While Louis Armstrong didn't invent jazz, he certainly shaped it in his own image, personalizing it, popularizing it, and giving it a template to follow into the modern age.
He did this with his trumpet skills, obviously, joyously swinging and playing his way around melodies in breathtaking improvisations, but he also did it with his singing, which used a horn man's lexicon to slide, slur, and bend melodies into delightfully new and surprisingly natural shapes until it isn't difficult to say that American popular singing begins with Louis Armstrong.
The 14 songs presented here, recorded in the wide span between 1929 and 1958, simply prove the point.
Armstrong lifted songs like "On the Sunny Side of the Street" (featured here in a 1956 live version from Chicago), "Stardust," and "Ain't Misbehavin'" (drawn from a 1947 performance at New York's Town Hall) from their Tin Pan Alley roots into the annals of classic American song, and he set the standard for how to sing and occupy a song on a personal level, literally inventing modern pop singing.
It wasn't a matter of following a melody as written.
Any reasonably able singer could do that.
Armstrong, again using improvisational tools no doubt learned from his horn playing, bent the melody to other purposes, shortening it, lengthening it, syncopating it, and circling it until it shone far past its original shape, yet retained that shape as well, and this innovative, playful approach to singing has been aped by thousands of singers since until it is impossible to imagine modern pop or jazz singing without Armstrong's considerable influence.

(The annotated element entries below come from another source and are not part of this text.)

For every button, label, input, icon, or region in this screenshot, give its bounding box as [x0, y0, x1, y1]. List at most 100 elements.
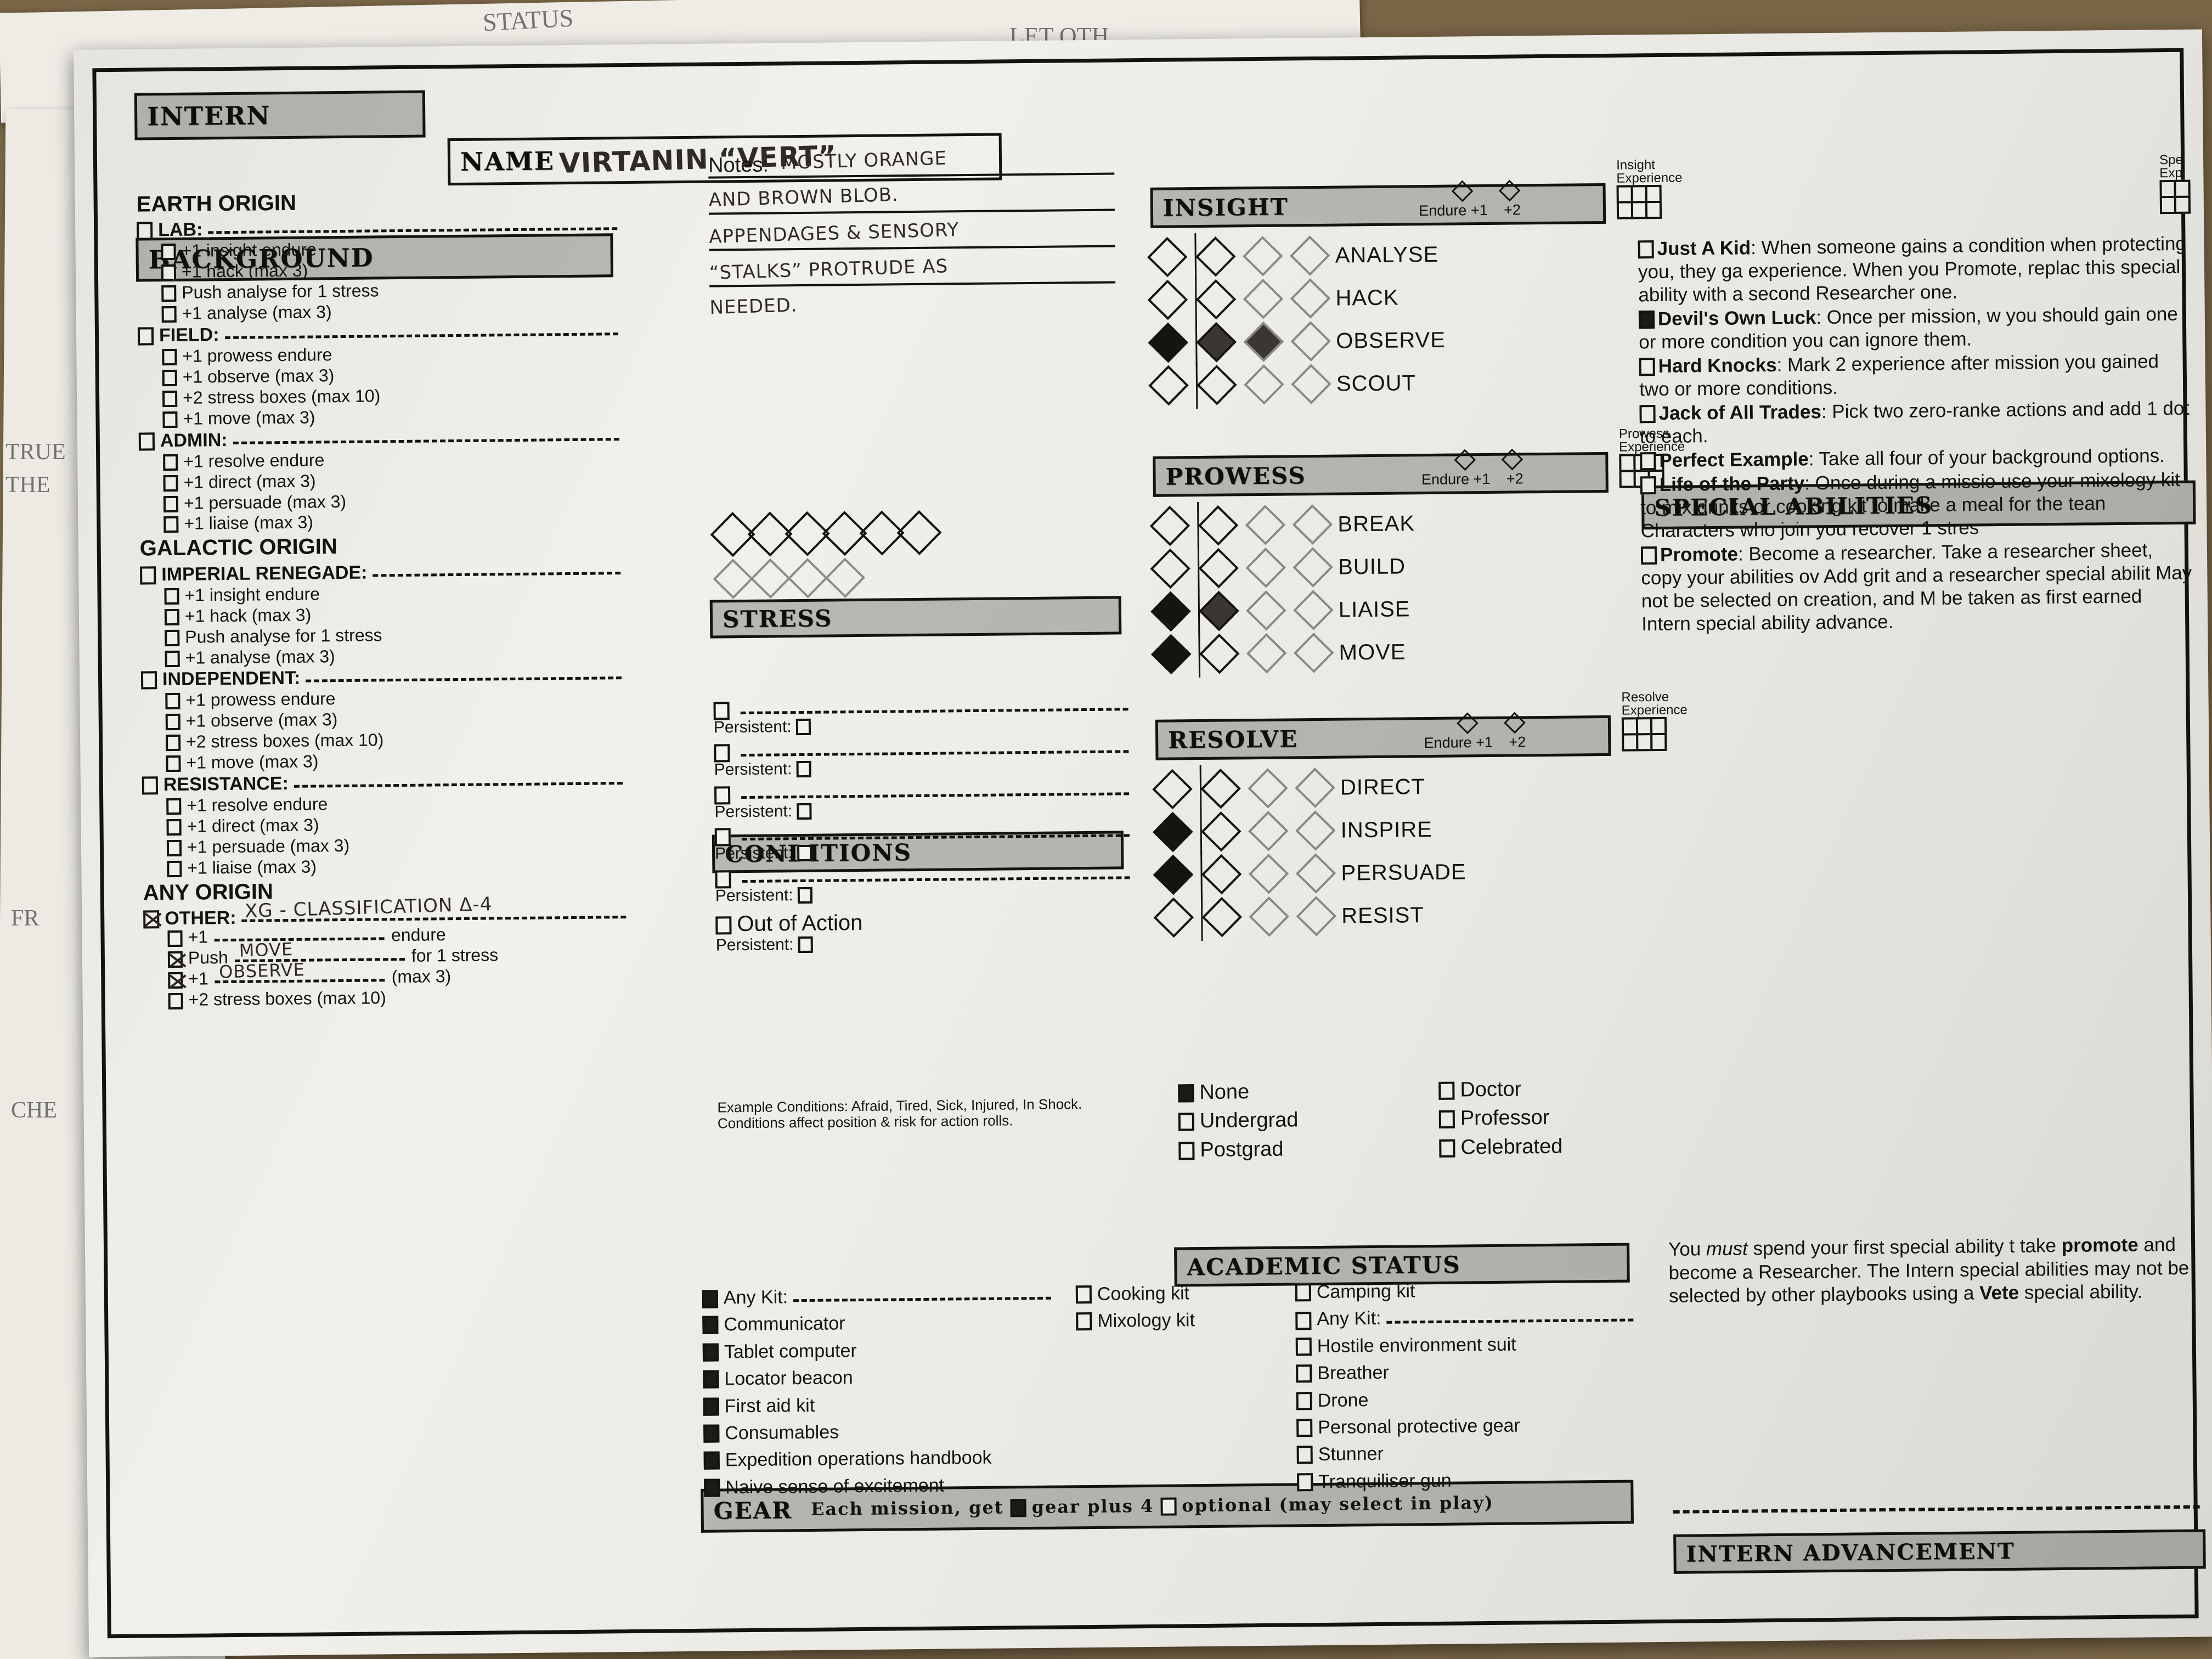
academic-status-checkbox[interactable] [1178, 1113, 1195, 1131]
fill-in-line[interactable] [741, 834, 1130, 841]
fill-in-line[interactable] [233, 437, 619, 444]
gear-item[interactable]: Breather [1296, 1361, 1636, 1384]
xp-cell[interactable] [2174, 195, 2191, 214]
stress-box[interactable] [896, 510, 942, 555]
condition-persistent-row[interactable]: Persistent: [714, 799, 1131, 821]
background-option-checkbox[interactable] [163, 495, 179, 512]
action-rating-track[interactable] [1153, 851, 1336, 899]
condition-checkbox[interactable] [714, 828, 731, 847]
gear-item[interactable]: Mixology kit [1076, 1310, 1284, 1332]
background-option-checkbox[interactable] [161, 244, 176, 261]
background-option-checkbox[interactable] [163, 516, 179, 533]
action-dot[interactable] [1152, 769, 1193, 810]
fill-in-line[interactable] [208, 227, 618, 234]
action-dot[interactable] [1289, 235, 1330, 276]
action-dot[interactable] [1201, 854, 1242, 895]
special-ability-item[interactable]: Life of the Party: Once during a missio … [1640, 469, 2195, 543]
academic-status-option[interactable]: Postgrad [1178, 1137, 1409, 1161]
action-dot[interactable] [1199, 633, 1240, 674]
action-dot[interactable] [1147, 236, 1188, 278]
background-option[interactable]: +1 persuade (max 3) [166, 834, 625, 857]
academic-status-checkbox[interactable] [1178, 1084, 1194, 1103]
fill-in-line[interactable] [373, 571, 621, 577]
condition-persistent-row[interactable]: Persistent: [714, 757, 1131, 778]
special-abilities-list[interactable]: Just A Kid: When someone gains a conditi… [1638, 233, 2200, 1171]
action-rating-track[interactable] [1153, 808, 1336, 856]
gear-item[interactable]: Naive sense of excitement [704, 1474, 1055, 1498]
academic-status-checkbox[interactable] [1438, 1110, 1455, 1129]
action-dot[interactable] [1243, 279, 1284, 319]
gear-checkbox[interactable] [703, 1451, 720, 1470]
gear-item[interactable]: Tranquiliser gun [1297, 1469, 1637, 1492]
action-dot[interactable] [1201, 896, 1243, 938]
condition-persistent-row[interactable]: Persistent: [714, 715, 1131, 737]
gear-checkbox[interactable] [1075, 1285, 1092, 1304]
special-experience-box[interactable]: Spe Exp [2159, 153, 2191, 215]
action-rating-track[interactable] [1153, 894, 1337, 941]
background-group-header[interactable]: IMPERIAL RENEGADE: [140, 560, 623, 585]
background-option[interactable]: +1 observe (max 3) [162, 364, 621, 387]
background-option[interactable]: +1 direct (max 3) [166, 813, 625, 836]
background-option[interactable]: +1 prowess endure [165, 687, 624, 710]
background-option[interactable]: +1 move (max 3) [166, 749, 624, 772]
condition-persistent-row[interactable]: Persistent: [715, 883, 1132, 905]
any-origin-option-checkbox[interactable] [168, 992, 183, 1009]
action-rating-track[interactable] [1149, 502, 1333, 550]
action-dot[interactable] [1150, 591, 1191, 632]
background-option-checkbox[interactable] [162, 348, 177, 366]
gear-item[interactable]: Tablet computer [702, 1339, 1054, 1363]
academic-status-option[interactable]: Doctor [1438, 1077, 1669, 1102]
gear-checkbox[interactable] [703, 1397, 719, 1416]
background-option-checkbox[interactable] [164, 588, 179, 605]
action-dot[interactable] [1248, 768, 1288, 809]
action-dot[interactable] [1200, 768, 1241, 809]
special-ability-checkbox[interactable] [1640, 452, 1656, 471]
action-dot[interactable] [1293, 547, 1333, 588]
action-dot[interactable] [1199, 590, 1239, 631]
action-dot[interactable] [1295, 768, 1335, 808]
background-option[interactable]: +2 stress boxes (max 10) [166, 729, 624, 752]
fill-in-line[interactable] [306, 676, 622, 683]
action-dot[interactable] [1153, 897, 1194, 938]
academic-status-left-column[interactable]: None Undergrad Postgrad [1178, 1079, 1409, 1167]
background-option-checkbox[interactable] [165, 650, 180, 667]
action-dot[interactable] [1248, 854, 1289, 894]
special-ability-item[interactable]: Perfect Example: Take all four of your b… [1640, 444, 2194, 473]
background-option[interactable]: +1 observe (max 3) [165, 708, 624, 731]
action-dot[interactable] [1245, 548, 1286, 588]
gear-checkbox[interactable] [702, 1316, 719, 1335]
background-group-checkbox[interactable] [138, 432, 155, 451]
special-ability-item[interactable]: Hard Knocks: Mark 2 experience after mis… [1639, 350, 2194, 402]
background-option[interactable]: +2 stress boxes (max 10) [162, 385, 621, 408]
action-dot[interactable] [1295, 810, 1336, 851]
action-dot[interactable] [1242, 236, 1283, 276]
action-dot[interactable] [1249, 896, 1290, 937]
background-option[interactable]: +1 resolve endure [166, 792, 625, 815]
condition-checkbox[interactable] [713, 702, 730, 720]
academic-status-checkbox[interactable] [1438, 1081, 1455, 1100]
background-option-checkbox[interactable] [166, 735, 181, 752]
background-option[interactable]: +1 insight endure [161, 238, 619, 261]
background-option-checkbox[interactable] [166, 798, 182, 815]
condition-checkbox[interactable] [715, 870, 731, 889]
background-group-checkbox[interactable] [140, 566, 156, 585]
out-of-action-checkbox[interactable] [715, 916, 732, 935]
action-dot[interactable] [1148, 365, 1189, 406]
gear-checkbox[interactable] [1296, 1446, 1313, 1464]
action-dot[interactable] [1290, 278, 1331, 319]
academic-status-option[interactable]: Professor [1438, 1105, 1669, 1130]
persistent-checkbox[interactable] [797, 845, 812, 862]
gear-item[interactable]: Any Kit: [702, 1285, 1053, 1309]
conditions-list[interactable]: Persistent: Persistent: Persistent: Persist… [713, 698, 1132, 955]
condition-checkbox[interactable] [714, 786, 731, 805]
gear-checkbox[interactable] [702, 1343, 719, 1362]
background-group-checkbox[interactable] [137, 327, 154, 346]
background-group-checkbox[interactable] [142, 776, 159, 795]
action-dot[interactable] [1290, 321, 1331, 362]
xp-cell[interactable] [1645, 200, 1662, 219]
action-rating-track[interactable] [1150, 630, 1334, 678]
attribute-experience-box[interactable]: Insight Experience [1616, 157, 1683, 219]
special-ability-checkbox[interactable] [1638, 240, 1654, 259]
academic-status-right-column[interactable]: Doctor Professor Celebrated [1438, 1077, 1669, 1165]
action-dot[interactable] [1153, 854, 1194, 895]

Listen to how he makes Hoagy Carmichael's "Lazy River" (the version presented here is from 1931) take unexpected turns and shifts, bending and rolling onward the way a real river would, never static or still but full of endless little variations in motion, always in sight of its original shape, but also changing down the length of its melody until it is possible to equate Armstrong's singing with a long, gliding, and improvised trumpet solo, the whole thing done with such warmth and joy that it uplifts even as much as it redefines and restructures.
That's singing.
That's jazz.
That's Louis Armstrong.
Oh, and he plays some pretty cool trumpet on these sides, too.